Generating text-to-speech using Audition

The Generate Speech tool enables you to paste or type text, and generate a realistic voice-over or narration track. The tool uses the libraries available in your Operating System. Use this tool to create synthesized voices for videos, games, and audio productions.

Speech Generation on Mac uses a different underlying speech synthesis engine than Windows. Both engines are provided by the respective operating system and are not cross-platform compatible. As such, the XML tags that Windows supports in its engine are not compatible on Mac, and vice versa for the tag format that Mac supports.


Voices have license restrictions for commercial or public usage. Check if you have rights to distribute any work containing voices.

Generate speech

  1. Generate speech in either Waveform view or Multitrack view:

    Waveform view:

    • Choose File > New > Audio File and create a mono audio file.
    • Choose Effects > Generate > Speech.

    Multitrack view:

    • Position the playhead and select the track to insert the speech.
    • Choose Effects > Generate > Speech.
    Generate Speech
  2. In the Generate Speech dialog box, you can select the language, gender, and voice of the speech to synthesize. In macOS and Windows, you can find additional voices in the following ways:

    • macOS: In the dialog box, click Settings. Choose System Voice > Customize. You can install voices and languages, directly from Apple.

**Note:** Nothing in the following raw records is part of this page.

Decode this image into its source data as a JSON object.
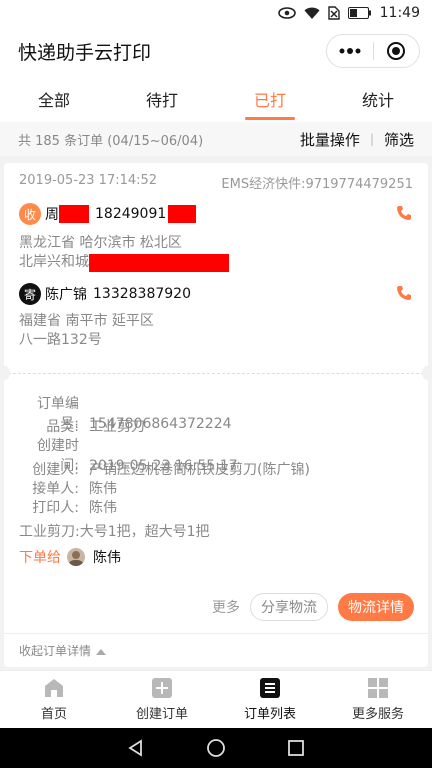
{
  "status_bar": {
    "time": "11:49"
  },
  "app": {
    "title": "快递助手云打印"
  },
  "tabs": [
    {
      "label": "全部",
      "active": false
    },
    {
      "label": "待打",
      "active": false
    },
    {
      "label": "已打",
      "active": true
    },
    {
      "label": "统计",
      "active": false
    }
  ],
  "summary": {
    "count_text": "共 185 条订单 (04/15~06/04)",
    "batch_label": "批量操作",
    "filter_label": "筛选"
  },
  "order": {
    "datetime": "2019-05-23 17:14:52",
    "courier": "EMS经济快件:9719774479251",
    "recipient": {
      "badge": "收",
      "name": "周",
      "phone": "18249091",
      "address_line1": "黑龙江省 哈尔滨市 松北区",
      "address_line2": "北岸兴和城"
    },
    "sender": {
      "badge": "寄",
      "name": "陈广锦",
      "phone": "13328387920",
      "address_line1": "福建省 南平市 延平区",
      "address_line2": "八一路132号"
    },
    "order_no_label": "订单编号:",
    "order_no": "1547806864372224",
    "category_label": "品类:",
    "category": "工业剪刀",
    "created_time_label": "创建时间:",
    "created_time": "2019-05-23 16:55:17",
    "creator_label": "创建人:",
    "creator": "产销压边机卷筒机铁皮剪刀(陈广锦)",
    "receiver_label": "接单人:",
    "receiver": "陈伟",
    "printer_label": "打印人:",
    "printer": "陈伟",
    "note": "工业剪刀:大号1把，超大号1把",
    "assign_label": "下单给",
    "assign_name": "陈伟",
    "more_label": "更多",
    "share_label": "分享物流",
    "detail_label": "物流详情",
    "collapse_label": "收起订单详情"
  },
  "bottom_nav": [
    {
      "label": "首页",
      "icon": "home-icon"
    },
    {
      "label": "创建订单",
      "icon": "plus-icon"
    },
    {
      "label": "订单列表",
      "icon": "list-icon",
      "active": true
    },
    {
      "label": "更多服务",
      "icon": "grid-icon"
    }
  ],
  "colors": {
    "accent": "#ff7a45",
    "redaction": "#ff0000"
  }
}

      You can also use embedded speech commands to create speech. See the Apple developer documentation on using embedded speech commands.

    Text 2 Speech Mac
    Customize Mac

    Click OK.

  3. You can download new voices and languages from Cepstral or NeoSpeech.

    Enter the text in the text entry field. Click Preview to hear the speech in the current voice.

    You can control pronunciation and other parameters by using the tags. For example, type [[emph +]]  to speak a word or phrase with emphasis.